There has been a U.S. Soldier’s Cemetery added I’ve been told. We were transferred to Shiloh National Military Park [superintendent from 1963-1967], near Savannah, Tenn in November of 1963.

I stayed on, now teaching in Greenwich Central School, Greenwich, New York. I drove ten miles or so every teaching day. I taught in a two room school in Middle Falls N.Y. for several years kindergarten through second grade. Then I transferred to a Central First Grade where I taught for eleven years.

I taught Sound-Symbol with a specialists workbooks. The specialist is still living, active in Maine, near Portland. He has his doctorate. I have my Masters I earned it in New York.

The transfer to Shiloh National Military took place for Ivan in 1964. That location in Tennessee was a Civil War area. By now I had a Masters degree and taught reading in a rural kindergarten through high school. I was there when President Johnson was in office and had the best material to work with.

We were in the Shiloh’s National Military superintendent’s residence a log house well laid out and very commodious. [the house has since been torn down by the Park Service]

Ivan and I were there from 1963-1967. I moved there in 1964 June when school was out in Greenwich. I was there for two and a half years. I substituted before I was employed to teach reading.

You see I moved around and got along in every place and often did not crave to move. [she was a woman who craved strong and deep roots more than all else]

After two and a half years doing my hostess assignment, we were transferred to Richmond National Battlefield [superintendent from 1967-1969] area which was on both sides of the James River, controlled from the office building in Richmond by my husband whose health was failing [he had emphysema]. He finally resigned.
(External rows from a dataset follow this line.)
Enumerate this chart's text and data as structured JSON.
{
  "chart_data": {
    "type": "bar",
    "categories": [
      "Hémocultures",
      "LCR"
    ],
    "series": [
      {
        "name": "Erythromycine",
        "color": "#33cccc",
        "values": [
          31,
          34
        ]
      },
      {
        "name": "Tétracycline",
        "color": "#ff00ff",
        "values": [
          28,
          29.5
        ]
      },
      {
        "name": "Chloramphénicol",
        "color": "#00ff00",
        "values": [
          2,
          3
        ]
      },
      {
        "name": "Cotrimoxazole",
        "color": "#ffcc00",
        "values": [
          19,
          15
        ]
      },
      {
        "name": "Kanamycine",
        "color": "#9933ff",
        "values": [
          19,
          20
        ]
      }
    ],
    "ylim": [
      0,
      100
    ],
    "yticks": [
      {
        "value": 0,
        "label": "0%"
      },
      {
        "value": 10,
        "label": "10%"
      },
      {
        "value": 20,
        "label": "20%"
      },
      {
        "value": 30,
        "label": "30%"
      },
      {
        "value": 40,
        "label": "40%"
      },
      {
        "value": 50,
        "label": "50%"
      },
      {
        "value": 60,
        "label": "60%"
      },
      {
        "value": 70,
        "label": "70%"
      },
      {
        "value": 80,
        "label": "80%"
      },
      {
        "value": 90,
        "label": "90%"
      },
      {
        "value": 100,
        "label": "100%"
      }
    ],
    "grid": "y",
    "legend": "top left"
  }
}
I was still teaching reading in Chesterfield County, in five schools, mostly acquainting teachers to what methods to use. I left my job as a Reading Teacher in Chesterfield County after one year and was employed by a Private School named Chicahominy which was interesting I taught fourth grade.

When Ivan retired he was 62 years old. We had a home in Wilmington, Delaware. I finished the year and returned to my home town in 1969, where I became a sixth grade teacher for three years. I left public school teaching and went to the University of Delaware’s Reading Study Deptartment. I continued to take courses, then became a private tutor for twenty years at Educational Service until I was 82 years old, around 1993.